Leadon’s tale is a whirl of characters: architects and landlords, capitalists and unionists, reformers and traditionalists, visionaries and charlatans. It is a whirl, too, of events like ticker-tape parades, civic battles, financial booms and inevitable busts. Enlivening the stories are cameo appearances by the rich and famous, like the showmen David Belasco and George M. Cohan, the ever-burdened Edgar Allan Poe, the radical Emma Goldman and the rivalrous cousins of enormous wealth William Waldorf Astor and John Jacob Astor 4th ... This is a book best read in several sittings; there is a lot of detail to absorb. At times, it can be nearly numbing. Is it really necessary to recite practically the entire inventory of the vast Arnold Constable department store, located in 1869 at Broadway and 19th Street? But Leadon is graced with a wry wit. Flashes of it are sprinkled throughout ... As Leadon says, 'It is the nature of things in New York that very little lasts.' True enough, and Broadway the book shows that Broadway the street is no exception.
Reading Broadway may give you the sensation I felt at the notorious Bodies exhibition, seeing the human form preserved and sliced lengthwise into inch-thick sections: a fresh, strange but mystifying view of the whole. Odd events and colorful characters are seen as Broadway intersects their course, but we don’t usually get the whole story. Mr. Leadon, whose previous book was a guide to New York City architecture, pays special attention to Broadway’s buildings ... Mr. Leadon also has a keen sense of what life was like at street level ... Mr. Leadon has a gift for capsule biography, especially of the larger-than-life types who gravitate to Broadway ... Inevitably, much is left out of this book ... this history simply bypasses the Harlem Renaissance and the Harlem jazz scene ... Broadway, fascinating as it can be, is the public face of New York City, commercial, gaudy, violent and touristy by turns. The real life of the city is in its neighborhoods, and Broadway—whatever else it is—is no neighborhood.
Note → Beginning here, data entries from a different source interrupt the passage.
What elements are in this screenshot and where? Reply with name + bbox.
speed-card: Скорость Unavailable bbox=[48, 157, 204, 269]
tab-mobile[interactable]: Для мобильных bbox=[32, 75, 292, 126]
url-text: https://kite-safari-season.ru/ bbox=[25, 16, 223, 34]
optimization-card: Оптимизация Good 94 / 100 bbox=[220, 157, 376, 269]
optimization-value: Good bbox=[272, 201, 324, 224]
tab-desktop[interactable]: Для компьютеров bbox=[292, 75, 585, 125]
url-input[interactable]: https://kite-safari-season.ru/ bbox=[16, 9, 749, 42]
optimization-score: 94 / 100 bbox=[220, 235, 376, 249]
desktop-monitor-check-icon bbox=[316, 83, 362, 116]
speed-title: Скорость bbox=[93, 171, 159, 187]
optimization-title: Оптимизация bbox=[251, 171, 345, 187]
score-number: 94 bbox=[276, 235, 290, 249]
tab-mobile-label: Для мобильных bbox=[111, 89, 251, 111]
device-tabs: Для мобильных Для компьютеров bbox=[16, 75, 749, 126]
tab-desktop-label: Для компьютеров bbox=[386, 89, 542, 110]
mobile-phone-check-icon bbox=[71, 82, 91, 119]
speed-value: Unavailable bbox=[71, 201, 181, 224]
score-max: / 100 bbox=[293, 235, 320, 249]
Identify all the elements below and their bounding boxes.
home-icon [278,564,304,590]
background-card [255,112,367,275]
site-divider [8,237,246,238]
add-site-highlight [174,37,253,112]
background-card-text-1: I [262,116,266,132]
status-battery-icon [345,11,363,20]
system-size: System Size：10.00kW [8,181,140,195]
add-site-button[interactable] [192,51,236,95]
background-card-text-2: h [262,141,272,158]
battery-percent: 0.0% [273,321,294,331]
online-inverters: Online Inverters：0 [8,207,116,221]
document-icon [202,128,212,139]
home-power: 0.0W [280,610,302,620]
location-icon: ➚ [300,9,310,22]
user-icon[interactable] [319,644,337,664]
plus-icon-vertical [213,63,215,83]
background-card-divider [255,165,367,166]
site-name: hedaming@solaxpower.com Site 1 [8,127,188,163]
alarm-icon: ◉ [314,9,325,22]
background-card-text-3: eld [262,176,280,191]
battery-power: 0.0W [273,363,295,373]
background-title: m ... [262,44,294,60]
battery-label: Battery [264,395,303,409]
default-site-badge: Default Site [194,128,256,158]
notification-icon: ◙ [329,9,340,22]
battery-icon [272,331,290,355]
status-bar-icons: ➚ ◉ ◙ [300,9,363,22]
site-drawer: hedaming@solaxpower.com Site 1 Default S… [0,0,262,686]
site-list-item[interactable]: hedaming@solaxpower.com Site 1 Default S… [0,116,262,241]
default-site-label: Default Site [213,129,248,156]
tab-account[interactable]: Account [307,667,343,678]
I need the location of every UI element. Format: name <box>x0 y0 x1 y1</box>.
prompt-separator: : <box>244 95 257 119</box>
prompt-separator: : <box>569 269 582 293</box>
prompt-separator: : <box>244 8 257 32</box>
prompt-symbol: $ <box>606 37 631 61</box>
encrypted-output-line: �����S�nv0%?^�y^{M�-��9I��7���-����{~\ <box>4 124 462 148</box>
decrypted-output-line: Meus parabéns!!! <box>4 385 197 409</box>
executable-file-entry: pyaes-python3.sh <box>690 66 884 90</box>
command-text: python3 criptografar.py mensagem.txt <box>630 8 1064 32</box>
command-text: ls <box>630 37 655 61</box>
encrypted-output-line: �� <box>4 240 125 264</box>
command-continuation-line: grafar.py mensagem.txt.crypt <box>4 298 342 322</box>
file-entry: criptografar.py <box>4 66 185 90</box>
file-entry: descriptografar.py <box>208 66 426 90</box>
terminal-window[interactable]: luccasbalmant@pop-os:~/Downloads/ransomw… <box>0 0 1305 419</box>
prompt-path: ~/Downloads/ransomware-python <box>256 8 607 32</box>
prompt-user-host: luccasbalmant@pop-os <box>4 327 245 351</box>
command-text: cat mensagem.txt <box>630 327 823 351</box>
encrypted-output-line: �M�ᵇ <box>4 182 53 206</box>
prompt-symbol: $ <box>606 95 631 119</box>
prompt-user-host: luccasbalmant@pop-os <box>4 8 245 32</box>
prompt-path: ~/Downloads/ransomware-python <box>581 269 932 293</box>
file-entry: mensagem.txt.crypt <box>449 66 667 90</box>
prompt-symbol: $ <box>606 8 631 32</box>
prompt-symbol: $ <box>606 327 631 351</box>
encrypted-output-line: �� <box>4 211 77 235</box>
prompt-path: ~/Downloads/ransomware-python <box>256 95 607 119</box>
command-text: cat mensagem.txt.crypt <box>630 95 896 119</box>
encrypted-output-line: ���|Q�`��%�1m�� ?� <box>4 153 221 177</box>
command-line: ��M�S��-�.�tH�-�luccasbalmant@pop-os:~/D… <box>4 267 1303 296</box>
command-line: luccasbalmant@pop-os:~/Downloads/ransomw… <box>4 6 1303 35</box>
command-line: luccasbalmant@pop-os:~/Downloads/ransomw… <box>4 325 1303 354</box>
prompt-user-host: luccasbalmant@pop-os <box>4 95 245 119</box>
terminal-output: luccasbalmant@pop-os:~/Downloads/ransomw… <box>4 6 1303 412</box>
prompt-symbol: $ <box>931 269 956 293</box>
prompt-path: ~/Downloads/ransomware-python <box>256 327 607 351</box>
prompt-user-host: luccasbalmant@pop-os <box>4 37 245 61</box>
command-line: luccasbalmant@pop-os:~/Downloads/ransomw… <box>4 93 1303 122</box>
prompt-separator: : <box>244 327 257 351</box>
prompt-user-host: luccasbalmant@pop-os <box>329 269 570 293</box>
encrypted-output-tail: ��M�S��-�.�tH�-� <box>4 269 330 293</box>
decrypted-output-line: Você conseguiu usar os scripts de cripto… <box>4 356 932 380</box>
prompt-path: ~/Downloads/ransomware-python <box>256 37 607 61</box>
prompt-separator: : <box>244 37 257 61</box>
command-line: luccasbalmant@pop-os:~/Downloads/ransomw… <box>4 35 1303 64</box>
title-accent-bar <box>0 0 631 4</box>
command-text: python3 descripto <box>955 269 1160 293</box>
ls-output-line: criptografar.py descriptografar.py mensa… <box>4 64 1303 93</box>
As the street works its way up the West Side (partly following the old Bloomingdale Road), Broadway changes character. Recent major transformations are unfortunately entirely omitted. Except in Manhatttanville (uptown), the bad times are barely discussed. At best, the book is a partial history of Broadway, but it is engagingly written and supplemented by good, easy-to-follow maps at each milestone.